Troy has fallen, pillars of smoke are rising up from the rubble, and the victorious Greeks are preparing to return home. The surviving women of Troy stand before the city’s gates, on the threshold between their old life as members of the elite and their new life of slavery. The worst conceivable loss and downfall combined with the greatest possible uncertainty. Hecuba, queen of Troy, laments the murder of her husband, Priam, and the death of almost all of her many children; what fate has in store for her, she does not know. Waiting by her side are Cassandra, one of Hecuba’s surviving children and the seer whose prophecy was disregarded; the queen’s daughter-in-law Andromache with her young son Astyanax, the last male heir to the Trojan throne; and Helen, the Greek beauty blamed for the war, who is now awaiting her sentencing.
The Trojan women have nothing left but their own bodies – filled with memories and raging pain, wounded, scarred, lamenting, with one foot in the underworld and the other in this life, they try and find their place – to scratch out the eyes of their tormentors.

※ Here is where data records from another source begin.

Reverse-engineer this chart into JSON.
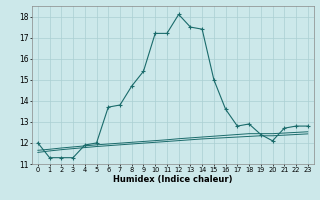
{
  "xlabel": "Humidex (Indice chaleur)",
  "bg_color": "#cce8ea",
  "grid_color": "#aacfd2",
  "line_color": "#1a6b6b",
  "x_main": [
    0,
    1,
    2,
    3,
    4,
    5,
    6,
    7,
    8,
    9,
    10,
    11,
    12,
    13,
    14,
    15,
    16,
    17,
    18,
    19,
    20,
    21,
    22,
    23
  ],
  "y_main": [
    12.0,
    11.3,
    11.3,
    11.3,
    11.9,
    12.0,
    13.7,
    13.8,
    14.7,
    15.4,
    17.2,
    17.2,
    18.1,
    17.5,
    17.4,
    15.0,
    13.6,
    12.8,
    12.9,
    12.4,
    12.1,
    12.7,
    12.8,
    12.8
  ],
  "x_flat1": [
    0,
    1,
    2,
    3,
    4,
    5,
    6,
    7,
    8,
    9,
    10,
    11,
    12,
    13,
    14,
    15,
    16,
    17,
    18,
    19,
    20,
    21,
    22,
    23
  ],
  "y_flat1": [
    11.55,
    11.62,
    11.68,
    11.73,
    11.78,
    11.83,
    11.87,
    11.91,
    11.95,
    11.99,
    12.03,
    12.07,
    12.11,
    12.15,
    12.19,
    12.22,
    12.25,
    12.28,
    12.31,
    12.34,
    12.34,
    12.37,
    12.4,
    12.43
  ],
  "x_flat2": [
    0,
    1,
    2,
    3,
    4,
    5,
    6,
    7,
    8,
    9,
    10,
    11,
    12,
    13,
    14,
    15,
    16,
    17,
    18,
    19,
    20,
    21,
    22,
    23
  ],
  "y_flat2": [
    11.65,
    11.7,
    11.76,
    11.81,
    11.86,
    11.91,
    11.95,
    11.99,
    12.03,
    12.07,
    12.11,
    12.15,
    12.2,
    12.24,
    12.28,
    12.32,
    12.36,
    12.4,
    12.44,
    12.44,
    12.44,
    12.47,
    12.5,
    12.53
  ],
  "ylim": [
    11.0,
    18.5
  ],
  "xlim": [
    -0.5,
    23.5
  ],
  "yticks": [
    11,
    12,
    13,
    14,
    15,
    16,
    17,
    18
  ],
  "xticks": [
    0,
    1,
    2,
    3,
    4,
    5,
    6,
    7,
    8,
    9,
    10,
    11,
    12,
    13,
    14,
    15,
    16,
    17,
    18,
    19,
    20,
    21,
    22,
    23
  ]
}
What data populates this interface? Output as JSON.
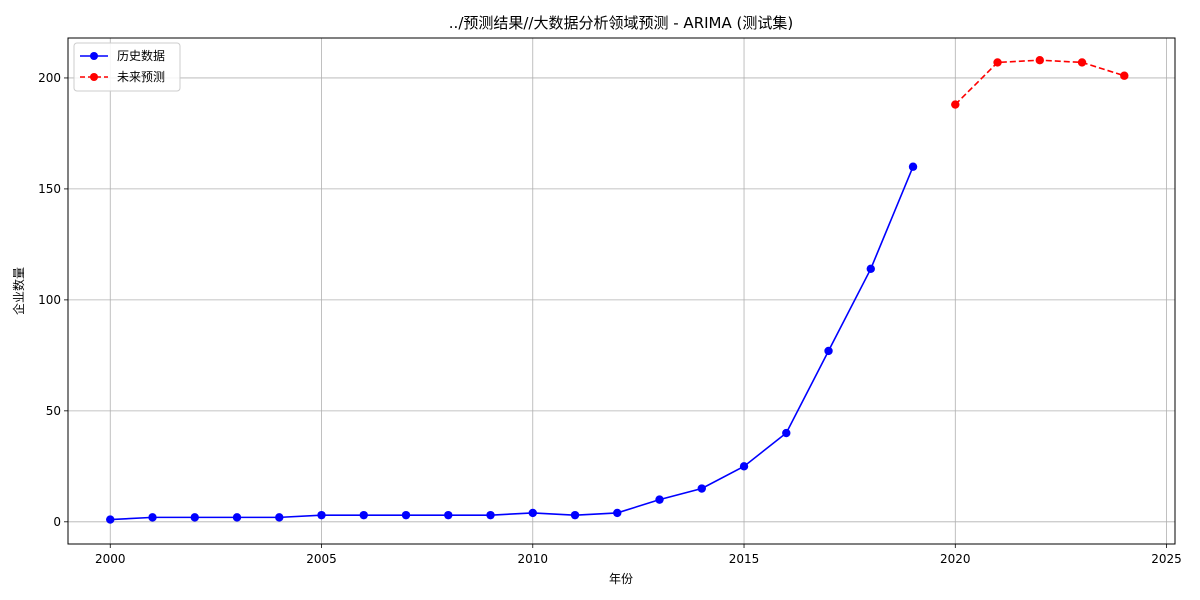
{
  "chart_data": {
    "type": "line",
    "title": "../预测结果//大数据分析领域预测 - ARIMA (测试集)",
    "xlabel": "年份",
    "ylabel": "企业数量",
    "xlim": [
      1999,
      2025.2
    ],
    "ylim": [
      -10,
      218
    ],
    "xticks": [
      2000,
      2005,
      2010,
      2015,
      2020,
      2025
    ],
    "yticks": [
      0,
      50,
      100,
      150,
      200
    ],
    "grid": true,
    "legend_position": "top-left",
    "series": [
      {
        "name": "历史数据",
        "color": "#0000ff",
        "line_style": "solid",
        "marker": "circle",
        "x": [
          2000,
          2001,
          2002,
          2003,
          2004,
          2005,
          2006,
          2007,
          2008,
          2009,
          2010,
          2011,
          2012,
          2013,
          2014,
          2015,
          2016,
          2017,
          2018,
          2019
        ],
        "y": [
          1,
          2,
          2,
          2,
          2,
          3,
          3,
          3,
          3,
          3,
          4,
          3,
          4,
          10,
          15,
          25,
          40,
          77,
          114,
          160
        ]
      },
      {
        "name": "未来预测",
        "color": "#ff0000",
        "line_style": "dashed",
        "marker": "circle",
        "x": [
          2020,
          2021,
          2022,
          2023,
          2024
        ],
        "y": [
          188,
          207,
          208,
          207,
          201
        ]
      }
    ]
  }
}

Ovid describes Hecuba’s “wrath mingling with her grief”. This shadowy space inhabited by the Trojan women is at the core of Adena Jacobs’s stark, expressive production. The Australian director specifically explores the fate of female bodies in war, where the battlefield is the female body.
The Viennese playwright Gerhild Steinbruch translated the works of Ovid, Seneca, Euripides and Jane M Griffiths into German for this production.